Despite the fact that the cost of the raw material (crude oil) increased last year, causing significant losses in the first half of the fiscal year 2022–2023 before falling oil prices moved them towards profitability, the report stated
Despite rising raw material costs, increase in the prices of petrol and diesel are improbable, due to the forthcoming general elections, according to Moody’s Investors Service.
The price of petrol and diesel has been frozen for a record-breaking 18 months thanks to three state-owned gasoline retailers: Indian Oil Corporation (IOC), Bharat Petroleum Corporation Ltd (BPCL), and Hindustan Petroleum Corporation Ltd (HPCL), which together account for around 90 per cent of the market.
This is despite the fact that the cost of the raw material (crude oil) increased last year, causing significant losses in the first half of the fiscal year 2022–2023 before falling oil prices moved them towards profitability.
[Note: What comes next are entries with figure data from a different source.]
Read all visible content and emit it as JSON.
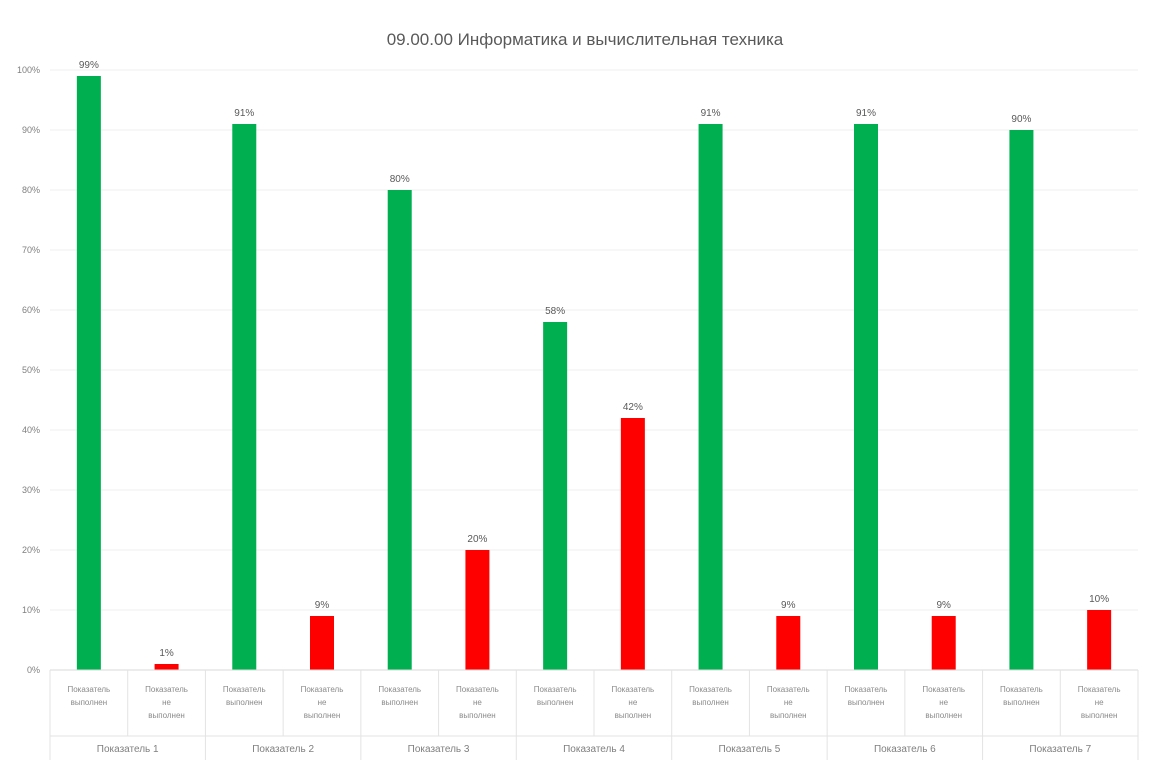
{
  "chart_data": {
    "type": "bar",
    "title": "09.00.00 Информатика и вычислительная техника",
    "ylim": [
      0,
      100
    ],
    "yticks": [
      "0%",
      "10%",
      "20%",
      "30%",
      "40%",
      "50%",
      "60%",
      "70%",
      "80%",
      "90%",
      "100%"
    ],
    "grid": true,
    "legend": "none",
    "groups": [
      {
        "label": "Показатель 1",
        "bars": [
          {
            "category": "Показатель выполнен",
            "value": 99,
            "label": "99%",
            "color": "#00b050"
          },
          {
            "category": "Показатель не выполнен",
            "value": 1,
            "label": "1%",
            "color": "#ff0000"
          }
        ]
      },
      {
        "label": "Показатель 2",
        "bars": [
          {
            "category": "Показатель выполнен",
            "value": 91,
            "label": "91%",
            "color": "#00b050"
          },
          {
            "category": "Показатель не выполнен",
            "value": 9,
            "label": "9%",
            "color": "#ff0000"
          }
        ]
      },
      {
        "label": "Показатель 3",
        "bars": [
          {
            "category": "Показатель выполнен",
            "value": 80,
            "label": "80%",
            "color": "#00b050"
          },
          {
            "category": "Показатель не выполнен",
            "value": 20,
            "label": "20%",
            "color": "#ff0000"
          }
        ]
      },
      {
        "label": "Показатель 4",
        "bars": [
          {
            "category": "Показатель выполнен",
            "value": 58,
            "label": "58%",
            "color": "#00b050"
          },
          {
            "category": "Показатель не выполнен",
            "value": 42,
            "label": "42%",
            "color": "#ff0000"
          }
        ]
      },
      {
        "label": "Показатель 5",
        "bars": [
          {
            "category": "Показатель выполнен",
            "value": 91,
            "label": "91%",
            "color": "#00b050"
          },
          {
            "category": "Показатель не выполнен",
            "value": 9,
            "label": "9%",
            "color": "#ff0000"
          }
        ]
      },
      {
        "label": "Показатель 6",
        "bars": [
          {
            "category": "Показатель выполнен",
            "value": 91,
            "label": "91%",
            "color": "#00b050"
          },
          {
            "category": "Показатель не выполнен",
            "value": 9,
            "label": "9%",
            "color": "#ff0000"
          }
        ]
      },
      {
        "label": "Показатель 7",
        "bars": [
          {
            "category": "Показатель выполнен",
            "value": 90,
            "label": "90%",
            "color": "#00b050"
          },
          {
            "category": "Показатель не выполнен",
            "value": 10,
            "label": "10%",
            "color": "#ff0000"
          }
        ]
      }
    ]
  }
}
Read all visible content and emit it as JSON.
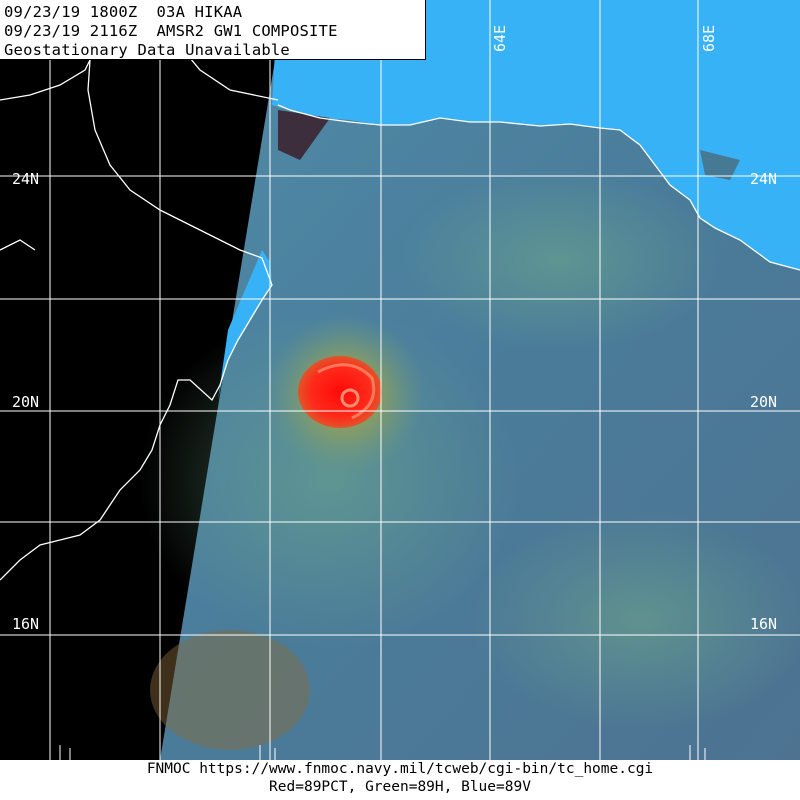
{
  "header": {
    "line1": "09/23/19 1800Z  03A HIKAA",
    "line2": "09/23/19 2116Z  AMSR2 GW1 COMPOSITE",
    "line3": "Geostationary Data Unavailable"
  },
  "grid_labels": {
    "lat": [
      "24N",
      "20N",
      "16N"
    ],
    "lon": [
      "64E",
      "68E"
    ]
  },
  "footer": {
    "url_line": "FNMOC https://www.fnmoc.navy.mil/tcweb/cgi-bin/tc_home.cgi",
    "channels_line": "Red=89PCT, Green=89H, Blue=89V"
  },
  "colors": {
    "land_no_data": "#000000",
    "land_swath": "#37b0f5",
    "ocean": "#4a7a98",
    "storm_core": "#ff1a1a",
    "grid": "#ffffff"
  }
}
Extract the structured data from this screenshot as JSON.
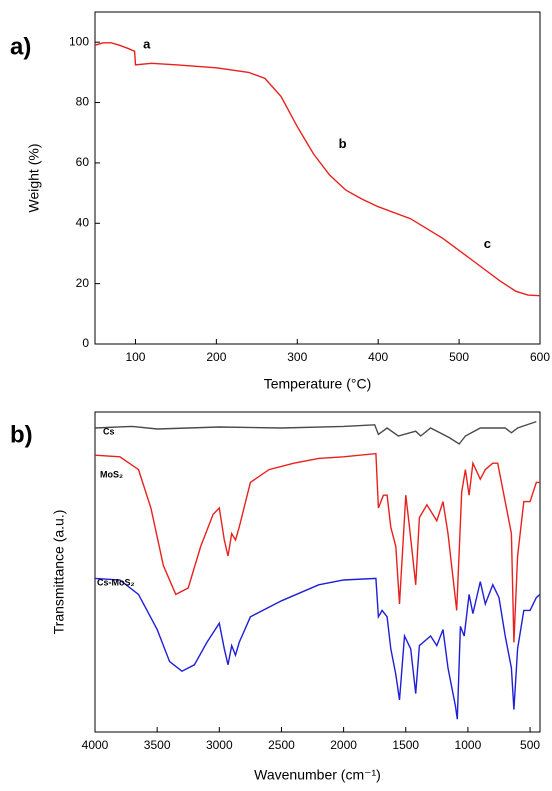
{
  "chart_data": [
    {
      "type": "line",
      "label": "a)",
      "xlabel": "Temperature (°C)",
      "ylabel": "Weight (%)",
      "xlim": [
        50,
        600
      ],
      "ylim": [
        0,
        110
      ],
      "xticks": [
        100,
        200,
        300,
        400,
        500,
        600
      ],
      "yticks": [
        0,
        20,
        40,
        60,
        80,
        100
      ],
      "series": [
        {
          "color": "#e8211f",
          "x": [
            50,
            60,
            70,
            80,
            90,
            99,
            100,
            120,
            150,
            200,
            240,
            260,
            280,
            300,
            320,
            340,
            360,
            380,
            400,
            440,
            480,
            520,
            550,
            570,
            585,
            600
          ],
          "values": [
            99,
            99.8,
            99.8,
            99,
            98,
            97,
            92.5,
            93,
            92.5,
            91.5,
            90,
            88,
            82,
            72,
            63,
            56,
            51,
            48,
            45.5,
            41.5,
            35,
            27,
            21,
            17.5,
            16.2,
            16
          ]
        }
      ],
      "annotations": [
        {
          "text": "a",
          "x": 114,
          "y": 99
        },
        {
          "text": "b",
          "x": 356,
          "y": 66
        },
        {
          "text": "c",
          "x": 535,
          "y": 33
        }
      ]
    },
    {
      "type": "line",
      "label": "b)",
      "xlabel": "Wavenumber (cm⁻¹)",
      "ylabel": "Transmittance (a.u.)",
      "xlim": [
        4000,
        420
      ],
      "ylim": [
        0,
        100
      ],
      "xticks": [
        4000,
        3500,
        3000,
        2500,
        2000,
        1500,
        1000,
        500
      ],
      "series": [
        {
          "name": "Cs",
          "color": "#4a4a4a",
          "x": [
            4000,
            3700,
            3500,
            3000,
            2500,
            2000,
            1750,
            1720,
            1650,
            1560,
            1420,
            1380,
            1300,
            1150,
            1070,
            1020,
            900,
            700,
            650,
            600,
            450
          ],
          "values": [
            95,
            95.5,
            94.7,
            95.3,
            95,
            95.5,
            96,
            93,
            95,
            92.5,
            94,
            92.5,
            95,
            92,
            90,
            92.5,
            95,
            95,
            93.5,
            95,
            97
          ]
        },
        {
          "name": "MoS₂",
          "color": "#e8211f",
          "x": [
            4000,
            3800,
            3650,
            3550,
            3450,
            3350,
            3250,
            3150,
            3050,
            3000,
            2960,
            2930,
            2900,
            2870,
            2840,
            2750,
            2600,
            2400,
            2200,
            2000,
            1740,
            1720,
            1680,
            1650,
            1620,
            1580,
            1550,
            1500,
            1470,
            1420,
            1390,
            1330,
            1250,
            1200,
            1160,
            1090,
            1050,
            1020,
            990,
            960,
            900,
            860,
            800,
            760,
            700,
            650,
            630,
            600,
            550,
            500,
            450,
            420
          ],
          "values": [
            86.5,
            86,
            82,
            70,
            52,
            43,
            45,
            58,
            68,
            70,
            60,
            55,
            62,
            60,
            64,
            78,
            82,
            84,
            85.5,
            86,
            87,
            70,
            74,
            74,
            64,
            58,
            40,
            74,
            64,
            46,
            67,
            71,
            66,
            72,
            62,
            38,
            75,
            82,
            74,
            84,
            79,
            82,
            84,
            84,
            72,
            62,
            28,
            55,
            72,
            72,
            78,
            78
          ]
        },
        {
          "name": "Cs-MoS₂",
          "color": "#1f1fd6",
          "x": [
            4000,
            3800,
            3650,
            3500,
            3400,
            3300,
            3200,
            3100,
            3000,
            2960,
            2930,
            2900,
            2870,
            2840,
            2750,
            2500,
            2200,
            2000,
            1740,
            1720,
            1690,
            1650,
            1620,
            1580,
            1550,
            1510,
            1460,
            1420,
            1390,
            1300,
            1250,
            1200,
            1160,
            1100,
            1085,
            1060,
            1030,
            990,
            960,
            900,
            860,
            800,
            750,
            700,
            650,
            630,
            600,
            550,
            500,
            450,
            420
          ],
          "values": [
            48,
            47.5,
            43,
            32,
            22,
            19,
            21,
            28,
            34,
            26,
            21,
            27,
            24,
            28,
            36,
            41,
            46,
            47.5,
            48,
            36,
            38,
            36,
            26,
            18,
            10,
            30,
            26,
            12,
            27,
            30,
            27,
            32,
            20,
            8,
            4,
            33,
            30,
            43,
            37,
            47,
            40,
            46,
            42,
            30,
            20,
            7,
            26,
            38,
            38,
            42,
            43
          ]
        }
      ]
    }
  ]
}
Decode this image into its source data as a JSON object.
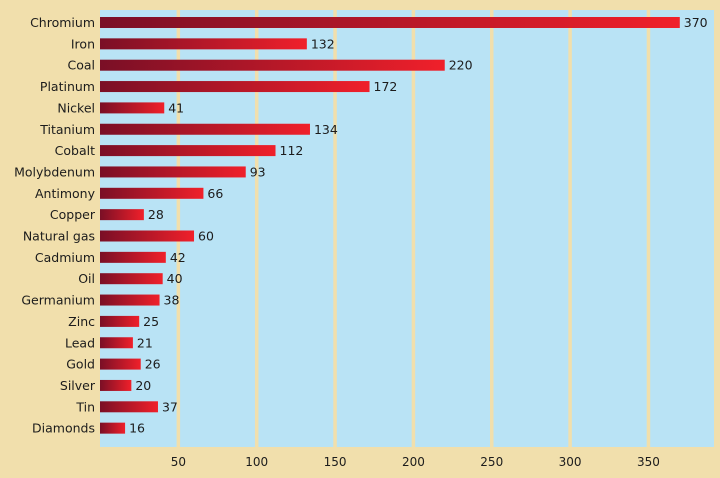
{
  "chart_data": {
    "type": "bar",
    "orientation": "horizontal",
    "title": "",
    "xlabel": "",
    "ylabel": "",
    "xlim": [
      0,
      380
    ],
    "grid": true,
    "ticks": [
      50,
      100,
      150,
      200,
      250,
      300,
      350
    ],
    "tick_labels": [
      "50",
      "100",
      "150",
      "200",
      "250",
      "300",
      "350"
    ],
    "categories": [
      "Chromium",
      "Iron",
      "Coal",
      "Platinum",
      "Nickel",
      "Titanium",
      "Cobalt",
      "Molybdenum",
      "Antimony",
      "Copper",
      "Natural gas",
      "Cadmium",
      "Oil",
      "Germanium",
      "Zinc",
      "Lead",
      "Gold",
      "Silver",
      "Tin",
      "Diamonds"
    ],
    "values": [
      370,
      132,
      220,
      172,
      41,
      134,
      112,
      93,
      66,
      28,
      60,
      42,
      40,
      38,
      25,
      21,
      26,
      20,
      37,
      16
    ],
    "value_labels": [
      "370",
      "132",
      "220",
      "172",
      "41",
      "134",
      "112",
      "93",
      "66",
      "28",
      "60",
      "42",
      "40",
      "38",
      "25",
      "21",
      "26",
      "20",
      "37",
      "16"
    ]
  },
  "colors": {
    "background": "#f1dfac",
    "plot_area": "#b9e3f5",
    "gridline": "#f1dfac",
    "bar_start": "#7a0f26",
    "bar_end": "#f0202a"
  }
}
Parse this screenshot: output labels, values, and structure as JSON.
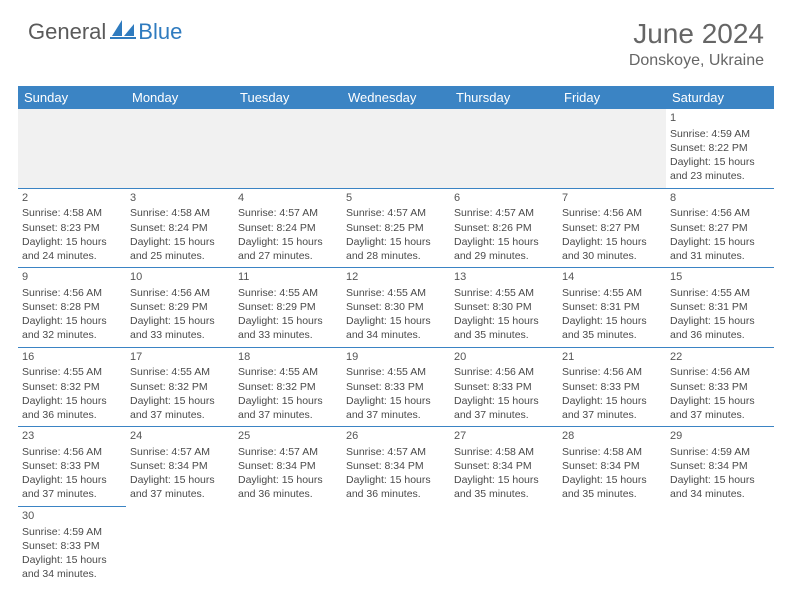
{
  "logo": {
    "general": "General",
    "blue": "Blue"
  },
  "header": {
    "title": "June 2024",
    "location": "Donskoye, Ukraine"
  },
  "colors": {
    "header_bg": "#3b84c4",
    "header_text": "#ffffff",
    "rule": "#3b84c4",
    "text": "#4a4a4a",
    "empty_bg": "#f1f1f1"
  },
  "dayNames": [
    "Sunday",
    "Monday",
    "Tuesday",
    "Wednesday",
    "Thursday",
    "Friday",
    "Saturday"
  ],
  "startWeekday": 6,
  "daysInMonth": 30,
  "days": {
    "1": {
      "sr": "4:59 AM",
      "ss": "8:22 PM",
      "dl": "15 hours and 23 minutes."
    },
    "2": {
      "sr": "4:58 AM",
      "ss": "8:23 PM",
      "dl": "15 hours and 24 minutes."
    },
    "3": {
      "sr": "4:58 AM",
      "ss": "8:24 PM",
      "dl": "15 hours and 25 minutes."
    },
    "4": {
      "sr": "4:57 AM",
      "ss": "8:24 PM",
      "dl": "15 hours and 27 minutes."
    },
    "5": {
      "sr": "4:57 AM",
      "ss": "8:25 PM",
      "dl": "15 hours and 28 minutes."
    },
    "6": {
      "sr": "4:57 AM",
      "ss": "8:26 PM",
      "dl": "15 hours and 29 minutes."
    },
    "7": {
      "sr": "4:56 AM",
      "ss": "8:27 PM",
      "dl": "15 hours and 30 minutes."
    },
    "8": {
      "sr": "4:56 AM",
      "ss": "8:27 PM",
      "dl": "15 hours and 31 minutes."
    },
    "9": {
      "sr": "4:56 AM",
      "ss": "8:28 PM",
      "dl": "15 hours and 32 minutes."
    },
    "10": {
      "sr": "4:56 AM",
      "ss": "8:29 PM",
      "dl": "15 hours and 33 minutes."
    },
    "11": {
      "sr": "4:55 AM",
      "ss": "8:29 PM",
      "dl": "15 hours and 33 minutes."
    },
    "12": {
      "sr": "4:55 AM",
      "ss": "8:30 PM",
      "dl": "15 hours and 34 minutes."
    },
    "13": {
      "sr": "4:55 AM",
      "ss": "8:30 PM",
      "dl": "15 hours and 35 minutes."
    },
    "14": {
      "sr": "4:55 AM",
      "ss": "8:31 PM",
      "dl": "15 hours and 35 minutes."
    },
    "15": {
      "sr": "4:55 AM",
      "ss": "8:31 PM",
      "dl": "15 hours and 36 minutes."
    },
    "16": {
      "sr": "4:55 AM",
      "ss": "8:32 PM",
      "dl": "15 hours and 36 minutes."
    },
    "17": {
      "sr": "4:55 AM",
      "ss": "8:32 PM",
      "dl": "15 hours and 37 minutes."
    },
    "18": {
      "sr": "4:55 AM",
      "ss": "8:32 PM",
      "dl": "15 hours and 37 minutes."
    },
    "19": {
      "sr": "4:55 AM",
      "ss": "8:33 PM",
      "dl": "15 hours and 37 minutes."
    },
    "20": {
      "sr": "4:56 AM",
      "ss": "8:33 PM",
      "dl": "15 hours and 37 minutes."
    },
    "21": {
      "sr": "4:56 AM",
      "ss": "8:33 PM",
      "dl": "15 hours and 37 minutes."
    },
    "22": {
      "sr": "4:56 AM",
      "ss": "8:33 PM",
      "dl": "15 hours and 37 minutes."
    },
    "23": {
      "sr": "4:56 AM",
      "ss": "8:33 PM",
      "dl": "15 hours and 37 minutes."
    },
    "24": {
      "sr": "4:57 AM",
      "ss": "8:34 PM",
      "dl": "15 hours and 37 minutes."
    },
    "25": {
      "sr": "4:57 AM",
      "ss": "8:34 PM",
      "dl": "15 hours and 36 minutes."
    },
    "26": {
      "sr": "4:57 AM",
      "ss": "8:34 PM",
      "dl": "15 hours and 36 minutes."
    },
    "27": {
      "sr": "4:58 AM",
      "ss": "8:34 PM",
      "dl": "15 hours and 35 minutes."
    },
    "28": {
      "sr": "4:58 AM",
      "ss": "8:34 PM",
      "dl": "15 hours and 35 minutes."
    },
    "29": {
      "sr": "4:59 AM",
      "ss": "8:34 PM",
      "dl": "15 hours and 34 minutes."
    },
    "30": {
      "sr": "4:59 AM",
      "ss": "8:33 PM",
      "dl": "15 hours and 34 minutes."
    }
  },
  "labels": {
    "sunrise": "Sunrise:",
    "sunset": "Sunset:",
    "daylight": "Daylight:"
  }
}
Since August, international oil costs have risen, which has caused three retailer’s margins to once again turn negative.
According to an analysis by Moody’s, the profitability of India’s three state-owned oil marketing corporations, IOC, BPCL, and HPCL, will suffer from high crude oil prices. The rise in gross refining margins (GRMs) has somewhat offset the reduction in the OMCs’ marketing profits.
The benchmark Singapore GRMs have improved since June in part as a result of the region’s sustained increase in the consumption of liquid fuels as well as scheduled refinery outages that limited the region’s supply of petroleum products, the report stated.
Despite gradually falling feedstock costs, OMCs’ net realised pricing on the sale of diesel and petrol have mostly stayed steady since April 2022. Brent crude’s price dropped from USD 112 per barrel (bbl) in 1Q fiscal 2023 to USD 78 per barrel (bbl) in 1Q fiscal 2024.
According to the rating agency, of the three OMCs, IOCL and BPCL are better positioned to tolerate any additional increase in crude oil prices than HPCL. The disparity in the OMCs’ capacity to absorb an increase in feedstock costs is due to the different business characteristics of the three OMCs.
The OMCs’ cash flows would be boosted and a portion of their capital expenditure requirements will be met by the Indian government’s Rs 30,000 crore in capital support for the oil marketing sector that was announced in the budget earlier this year. To this end, IOCL and BPCL have previously informed the government of rights issues.
However, Moody’s claimed that it has not taken this into account in its estimates because the timing and amount of such revenues are now unknown.